The next try I had was to use a mail archive indexer program called ‘Hypermail‘. This was mostly successful at splitting messages into component parts but was still not quite flexible enough for my needs and the indexes were way too long. (eg. HYPMAIL/date.php)

So this spring, I am trying a whole new system that I rewrote in PHP, my code of choice for the decade. I am still mailbox based, mainly so that I can prune spam that has sneaked through my filters, but that may change soon.

This is how the Scamdex Engine works:

  1. Scam Emails arrive in the honeypot mailbox.
  2. Using Thunderbird with various Add-ons, I partially manually sort the scam emails into a holding mailstore and throw away the junk.
  3. A program runs nightly which:
    1. Analyses emails in the holding mailstore into one of 5 categories (419/AFF, Auctions, Jobs, Phishing, Lottery).
    2. Adds some extra Headers to the email.
    3. Moves it to the correct mailbox archive location.
    4. Runs MHONARC to create the indexed archive and html-ized emails.
    5. post-processes the MHonarc-ized pages to add a php index include file, update the (MySQL) database and  distribute the keywords  and scoring to  META and the nice little  graph widget.
    6. Our illustrious Founder
    7. err… that’s it!

It’s not pretty or fast but it works, and I can understand it. It’s easy to fix and add to. It’s annoying having to run the process every night from scratch but until I work out how to use the MHONARC system to add/delete emails from the archive, it’s all I can do. Any suggestions about how I can do this better, let me hear them!

(send to scamblog(a)

Long-needed Upgrades to Scamdex

Well to start with, I wanted to PHP-ize everything. SO I started looking at the Apache/PHP config and as usual, without backups or testing or anything, I dived in and threw the big red switch. Everything seemed to go ok but then the trouble started!
All my websites broke. any ‘.html’ web pages that had embedded php in them broke really badly, whole directories of files became ‘not found’ and it kept asking me what I wanted to do with files of type httpd-php5 and so on….

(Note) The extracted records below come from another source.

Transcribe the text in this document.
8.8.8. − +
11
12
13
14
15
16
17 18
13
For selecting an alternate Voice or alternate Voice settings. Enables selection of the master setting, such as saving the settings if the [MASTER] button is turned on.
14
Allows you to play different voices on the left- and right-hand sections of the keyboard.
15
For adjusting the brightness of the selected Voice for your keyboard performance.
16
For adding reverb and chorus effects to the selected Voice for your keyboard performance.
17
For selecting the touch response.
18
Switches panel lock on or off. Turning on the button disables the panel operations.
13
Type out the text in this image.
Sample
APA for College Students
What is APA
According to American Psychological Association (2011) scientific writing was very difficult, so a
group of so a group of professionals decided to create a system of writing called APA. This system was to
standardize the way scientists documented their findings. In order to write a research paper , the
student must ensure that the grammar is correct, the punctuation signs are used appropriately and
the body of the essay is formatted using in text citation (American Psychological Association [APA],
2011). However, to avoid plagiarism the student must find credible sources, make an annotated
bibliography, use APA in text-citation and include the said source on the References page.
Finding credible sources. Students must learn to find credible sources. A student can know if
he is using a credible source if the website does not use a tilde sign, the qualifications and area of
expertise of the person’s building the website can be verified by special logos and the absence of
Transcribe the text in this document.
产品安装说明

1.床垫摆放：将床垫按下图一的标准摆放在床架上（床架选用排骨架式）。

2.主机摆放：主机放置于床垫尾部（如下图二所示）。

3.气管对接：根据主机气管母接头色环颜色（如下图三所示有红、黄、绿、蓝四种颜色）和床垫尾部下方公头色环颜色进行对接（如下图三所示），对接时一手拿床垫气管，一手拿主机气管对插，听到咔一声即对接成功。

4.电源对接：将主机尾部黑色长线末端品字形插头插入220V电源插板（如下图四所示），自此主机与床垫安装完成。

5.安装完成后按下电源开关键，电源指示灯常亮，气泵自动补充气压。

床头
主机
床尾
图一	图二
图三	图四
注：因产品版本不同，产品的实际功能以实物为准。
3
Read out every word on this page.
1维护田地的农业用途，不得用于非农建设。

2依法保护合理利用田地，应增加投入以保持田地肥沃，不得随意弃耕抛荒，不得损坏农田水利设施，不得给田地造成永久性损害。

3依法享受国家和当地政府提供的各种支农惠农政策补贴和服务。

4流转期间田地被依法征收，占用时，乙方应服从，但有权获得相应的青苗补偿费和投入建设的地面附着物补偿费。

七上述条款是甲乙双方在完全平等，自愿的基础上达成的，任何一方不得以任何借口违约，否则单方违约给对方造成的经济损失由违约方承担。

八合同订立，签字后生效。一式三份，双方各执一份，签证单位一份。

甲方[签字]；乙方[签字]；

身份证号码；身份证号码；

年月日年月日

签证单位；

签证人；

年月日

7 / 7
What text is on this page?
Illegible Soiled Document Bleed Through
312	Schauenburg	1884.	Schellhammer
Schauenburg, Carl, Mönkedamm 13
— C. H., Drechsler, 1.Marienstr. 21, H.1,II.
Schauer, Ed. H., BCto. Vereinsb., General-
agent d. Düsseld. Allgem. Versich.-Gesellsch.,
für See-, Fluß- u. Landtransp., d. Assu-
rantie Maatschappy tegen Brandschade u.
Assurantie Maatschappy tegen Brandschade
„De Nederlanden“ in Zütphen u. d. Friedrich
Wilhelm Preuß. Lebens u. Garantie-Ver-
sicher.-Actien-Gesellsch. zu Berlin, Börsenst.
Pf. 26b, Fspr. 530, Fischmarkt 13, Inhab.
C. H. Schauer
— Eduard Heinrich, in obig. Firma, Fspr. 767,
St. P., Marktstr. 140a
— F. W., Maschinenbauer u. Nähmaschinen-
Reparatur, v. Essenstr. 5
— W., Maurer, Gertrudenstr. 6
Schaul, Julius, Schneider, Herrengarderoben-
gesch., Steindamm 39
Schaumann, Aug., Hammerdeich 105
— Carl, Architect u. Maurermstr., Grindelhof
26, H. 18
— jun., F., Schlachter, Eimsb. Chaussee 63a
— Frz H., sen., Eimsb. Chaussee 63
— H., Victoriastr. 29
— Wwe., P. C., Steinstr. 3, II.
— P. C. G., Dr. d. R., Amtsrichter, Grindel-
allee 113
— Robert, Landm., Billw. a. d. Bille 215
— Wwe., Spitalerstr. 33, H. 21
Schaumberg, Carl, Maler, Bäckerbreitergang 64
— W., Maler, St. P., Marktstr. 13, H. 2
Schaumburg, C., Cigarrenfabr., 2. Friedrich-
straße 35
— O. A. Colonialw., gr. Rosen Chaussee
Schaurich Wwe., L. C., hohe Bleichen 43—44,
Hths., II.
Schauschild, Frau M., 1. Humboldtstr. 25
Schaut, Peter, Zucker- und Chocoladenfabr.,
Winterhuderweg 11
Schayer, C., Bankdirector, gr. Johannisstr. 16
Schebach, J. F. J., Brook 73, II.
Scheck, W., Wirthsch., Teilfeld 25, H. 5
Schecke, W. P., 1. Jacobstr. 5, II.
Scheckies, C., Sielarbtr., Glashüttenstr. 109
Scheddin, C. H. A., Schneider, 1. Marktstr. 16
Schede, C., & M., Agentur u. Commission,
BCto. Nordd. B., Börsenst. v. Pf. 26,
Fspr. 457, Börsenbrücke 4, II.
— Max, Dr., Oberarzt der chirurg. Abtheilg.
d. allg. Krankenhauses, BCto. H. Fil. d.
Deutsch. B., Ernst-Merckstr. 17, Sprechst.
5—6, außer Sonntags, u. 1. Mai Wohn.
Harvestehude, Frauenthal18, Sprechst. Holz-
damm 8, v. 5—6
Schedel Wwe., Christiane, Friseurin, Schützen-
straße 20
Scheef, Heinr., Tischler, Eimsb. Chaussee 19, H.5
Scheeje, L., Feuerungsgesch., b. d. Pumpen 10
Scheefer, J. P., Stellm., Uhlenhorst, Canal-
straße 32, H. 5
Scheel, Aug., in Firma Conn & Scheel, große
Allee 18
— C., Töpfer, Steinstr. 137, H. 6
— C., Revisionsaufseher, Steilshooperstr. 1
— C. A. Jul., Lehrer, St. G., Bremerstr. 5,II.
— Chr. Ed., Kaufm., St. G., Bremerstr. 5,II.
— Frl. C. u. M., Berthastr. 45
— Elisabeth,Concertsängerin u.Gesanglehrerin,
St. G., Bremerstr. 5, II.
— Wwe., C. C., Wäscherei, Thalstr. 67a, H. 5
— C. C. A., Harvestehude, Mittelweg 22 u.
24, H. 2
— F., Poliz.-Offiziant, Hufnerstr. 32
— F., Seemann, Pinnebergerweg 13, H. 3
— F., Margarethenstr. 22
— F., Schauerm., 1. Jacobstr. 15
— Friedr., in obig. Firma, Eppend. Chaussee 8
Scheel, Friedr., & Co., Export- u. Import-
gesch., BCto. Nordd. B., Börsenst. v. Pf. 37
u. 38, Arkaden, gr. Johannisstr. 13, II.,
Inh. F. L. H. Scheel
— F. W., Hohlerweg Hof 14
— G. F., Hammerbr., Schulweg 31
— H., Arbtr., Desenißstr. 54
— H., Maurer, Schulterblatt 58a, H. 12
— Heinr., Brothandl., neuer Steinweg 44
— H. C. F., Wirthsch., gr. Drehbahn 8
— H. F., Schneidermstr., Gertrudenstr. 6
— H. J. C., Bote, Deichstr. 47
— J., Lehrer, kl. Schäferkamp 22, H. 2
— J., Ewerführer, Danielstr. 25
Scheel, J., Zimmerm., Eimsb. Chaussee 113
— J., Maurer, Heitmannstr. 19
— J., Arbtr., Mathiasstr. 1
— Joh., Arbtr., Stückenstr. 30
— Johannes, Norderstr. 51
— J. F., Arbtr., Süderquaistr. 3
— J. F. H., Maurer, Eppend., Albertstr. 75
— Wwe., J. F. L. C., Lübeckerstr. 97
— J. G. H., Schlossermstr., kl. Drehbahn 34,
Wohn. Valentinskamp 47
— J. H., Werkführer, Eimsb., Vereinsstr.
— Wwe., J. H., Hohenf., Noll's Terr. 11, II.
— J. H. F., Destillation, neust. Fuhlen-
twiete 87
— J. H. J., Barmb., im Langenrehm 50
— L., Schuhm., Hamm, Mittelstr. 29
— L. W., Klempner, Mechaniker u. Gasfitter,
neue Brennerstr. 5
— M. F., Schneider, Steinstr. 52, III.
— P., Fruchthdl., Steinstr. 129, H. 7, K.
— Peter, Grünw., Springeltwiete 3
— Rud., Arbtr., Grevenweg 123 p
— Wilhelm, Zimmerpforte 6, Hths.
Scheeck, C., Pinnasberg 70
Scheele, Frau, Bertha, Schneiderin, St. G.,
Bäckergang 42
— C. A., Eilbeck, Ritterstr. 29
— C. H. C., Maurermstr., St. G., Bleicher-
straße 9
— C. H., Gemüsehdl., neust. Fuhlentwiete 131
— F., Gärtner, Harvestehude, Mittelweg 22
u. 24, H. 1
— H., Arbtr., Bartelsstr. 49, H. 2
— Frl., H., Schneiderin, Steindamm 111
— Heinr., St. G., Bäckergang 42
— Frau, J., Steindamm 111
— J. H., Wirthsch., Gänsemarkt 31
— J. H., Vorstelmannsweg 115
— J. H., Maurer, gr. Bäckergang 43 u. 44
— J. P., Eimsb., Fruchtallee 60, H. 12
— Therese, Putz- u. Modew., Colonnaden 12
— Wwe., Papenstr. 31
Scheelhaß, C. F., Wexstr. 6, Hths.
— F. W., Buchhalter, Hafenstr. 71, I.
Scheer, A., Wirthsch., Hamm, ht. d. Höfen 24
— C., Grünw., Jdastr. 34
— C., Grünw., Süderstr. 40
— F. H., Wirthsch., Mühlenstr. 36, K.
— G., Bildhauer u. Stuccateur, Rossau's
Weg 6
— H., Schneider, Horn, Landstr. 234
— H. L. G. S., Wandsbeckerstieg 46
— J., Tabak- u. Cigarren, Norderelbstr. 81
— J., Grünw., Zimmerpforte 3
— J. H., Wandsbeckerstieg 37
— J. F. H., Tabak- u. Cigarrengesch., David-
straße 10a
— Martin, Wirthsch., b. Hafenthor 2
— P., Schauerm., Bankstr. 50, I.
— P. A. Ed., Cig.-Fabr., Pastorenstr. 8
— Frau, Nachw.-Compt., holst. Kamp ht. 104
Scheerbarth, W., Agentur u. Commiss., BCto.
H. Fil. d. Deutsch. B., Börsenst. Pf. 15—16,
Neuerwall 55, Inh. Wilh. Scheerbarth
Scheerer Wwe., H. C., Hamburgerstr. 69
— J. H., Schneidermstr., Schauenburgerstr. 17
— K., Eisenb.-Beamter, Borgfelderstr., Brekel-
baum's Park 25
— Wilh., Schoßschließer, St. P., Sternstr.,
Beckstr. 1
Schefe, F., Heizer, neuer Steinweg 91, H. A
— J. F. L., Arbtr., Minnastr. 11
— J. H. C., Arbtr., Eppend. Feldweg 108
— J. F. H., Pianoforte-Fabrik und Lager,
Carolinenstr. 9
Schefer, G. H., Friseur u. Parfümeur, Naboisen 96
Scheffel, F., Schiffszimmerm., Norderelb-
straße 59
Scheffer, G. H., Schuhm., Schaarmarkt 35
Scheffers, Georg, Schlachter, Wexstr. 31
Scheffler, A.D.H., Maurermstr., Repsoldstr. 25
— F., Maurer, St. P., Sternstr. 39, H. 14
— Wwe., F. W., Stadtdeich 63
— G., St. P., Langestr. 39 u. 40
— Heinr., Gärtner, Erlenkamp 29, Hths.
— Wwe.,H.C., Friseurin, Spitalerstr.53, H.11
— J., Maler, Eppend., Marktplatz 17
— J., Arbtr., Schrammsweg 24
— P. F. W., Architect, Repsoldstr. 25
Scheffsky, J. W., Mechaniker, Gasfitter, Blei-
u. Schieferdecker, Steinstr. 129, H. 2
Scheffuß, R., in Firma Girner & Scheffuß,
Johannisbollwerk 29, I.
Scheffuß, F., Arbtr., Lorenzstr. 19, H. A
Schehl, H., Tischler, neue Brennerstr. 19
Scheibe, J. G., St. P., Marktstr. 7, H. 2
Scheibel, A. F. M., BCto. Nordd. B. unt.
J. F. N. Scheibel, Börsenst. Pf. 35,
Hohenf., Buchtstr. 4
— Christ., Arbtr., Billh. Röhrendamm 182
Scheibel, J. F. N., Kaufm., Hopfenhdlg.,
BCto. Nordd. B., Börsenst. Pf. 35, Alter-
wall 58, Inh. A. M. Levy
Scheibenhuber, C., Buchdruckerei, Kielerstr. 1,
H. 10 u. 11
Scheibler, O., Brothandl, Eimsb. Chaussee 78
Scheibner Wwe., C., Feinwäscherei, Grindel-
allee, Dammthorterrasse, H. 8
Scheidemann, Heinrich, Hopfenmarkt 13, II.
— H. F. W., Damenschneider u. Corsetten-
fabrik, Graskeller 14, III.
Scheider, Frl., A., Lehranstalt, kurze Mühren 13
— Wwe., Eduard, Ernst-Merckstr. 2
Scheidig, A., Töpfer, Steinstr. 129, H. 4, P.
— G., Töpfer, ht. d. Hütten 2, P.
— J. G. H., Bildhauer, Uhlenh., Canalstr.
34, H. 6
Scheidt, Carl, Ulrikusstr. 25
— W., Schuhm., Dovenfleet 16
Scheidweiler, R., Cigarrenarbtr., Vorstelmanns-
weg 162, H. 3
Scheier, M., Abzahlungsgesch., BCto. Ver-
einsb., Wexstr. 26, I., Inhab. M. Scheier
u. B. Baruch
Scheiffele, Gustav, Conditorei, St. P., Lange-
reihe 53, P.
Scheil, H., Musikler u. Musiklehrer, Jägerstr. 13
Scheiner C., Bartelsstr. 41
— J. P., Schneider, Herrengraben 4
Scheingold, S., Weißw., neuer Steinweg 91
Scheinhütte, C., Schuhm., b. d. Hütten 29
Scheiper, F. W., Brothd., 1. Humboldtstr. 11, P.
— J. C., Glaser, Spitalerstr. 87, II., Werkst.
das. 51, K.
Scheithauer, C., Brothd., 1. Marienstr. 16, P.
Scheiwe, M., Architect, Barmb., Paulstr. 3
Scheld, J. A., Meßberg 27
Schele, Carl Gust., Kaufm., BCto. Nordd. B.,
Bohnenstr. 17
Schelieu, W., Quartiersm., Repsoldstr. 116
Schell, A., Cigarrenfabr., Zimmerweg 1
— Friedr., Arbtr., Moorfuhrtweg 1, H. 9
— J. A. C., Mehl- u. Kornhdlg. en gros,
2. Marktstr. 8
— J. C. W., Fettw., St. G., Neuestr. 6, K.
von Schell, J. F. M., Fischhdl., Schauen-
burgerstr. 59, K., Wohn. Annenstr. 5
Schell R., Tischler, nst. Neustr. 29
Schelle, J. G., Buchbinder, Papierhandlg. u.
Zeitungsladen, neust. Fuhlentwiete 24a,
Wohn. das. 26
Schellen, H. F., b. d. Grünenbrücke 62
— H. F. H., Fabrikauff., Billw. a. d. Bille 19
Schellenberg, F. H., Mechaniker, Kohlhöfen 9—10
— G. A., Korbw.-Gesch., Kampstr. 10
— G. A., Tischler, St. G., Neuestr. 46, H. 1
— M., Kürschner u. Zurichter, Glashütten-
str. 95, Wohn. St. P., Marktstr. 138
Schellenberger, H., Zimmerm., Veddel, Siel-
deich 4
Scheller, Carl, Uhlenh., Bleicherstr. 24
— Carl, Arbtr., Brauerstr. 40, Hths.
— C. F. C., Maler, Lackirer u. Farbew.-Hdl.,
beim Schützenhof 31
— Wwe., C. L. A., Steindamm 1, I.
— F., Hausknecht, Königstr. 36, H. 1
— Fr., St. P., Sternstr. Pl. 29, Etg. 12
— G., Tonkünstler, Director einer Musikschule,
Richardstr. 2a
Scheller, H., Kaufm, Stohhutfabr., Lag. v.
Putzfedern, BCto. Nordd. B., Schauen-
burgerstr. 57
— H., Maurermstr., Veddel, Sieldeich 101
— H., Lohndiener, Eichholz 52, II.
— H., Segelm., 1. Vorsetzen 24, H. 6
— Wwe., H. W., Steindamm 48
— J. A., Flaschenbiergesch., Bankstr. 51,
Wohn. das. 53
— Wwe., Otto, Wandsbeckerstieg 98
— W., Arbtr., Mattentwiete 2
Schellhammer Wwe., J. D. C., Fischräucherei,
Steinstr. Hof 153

ANyway, lots of hacking later and it seems to be working. I had to force all the ‘.html’ files to become ‘.php’ files, but a little bit of .htaccess rewriting allows for previous search engine results to continue to work. had to upgrade wordpress and do a lot of tweaking for the file ownerships and permissions to even allow people to see them.

and then…

and then I noticed I had a visitor. Not just any visitor – he had guessed the ‘admin’ password (and I thought it was SOOOO clever) and had made himself root and installed some shitty little spam engine. Got rid of that and locked down sshd access to impose limits on number of failed logins per IP but he got back in and this time installed a Mech Chat server.

He”l probably get back in – linux security isn’t my best skill – but at least he didnt trash anything and it forced me to tidy up a bit.

Sees like he was one of our dear Romanian friends, but that might just have been ip cloaking…

Next phase is to make the scam emails look a bit nicer. I am trying out mhonarc – more flexible than hypermail and much better de-miming than my sad pathetic efforts. Check back to see how I’m doing.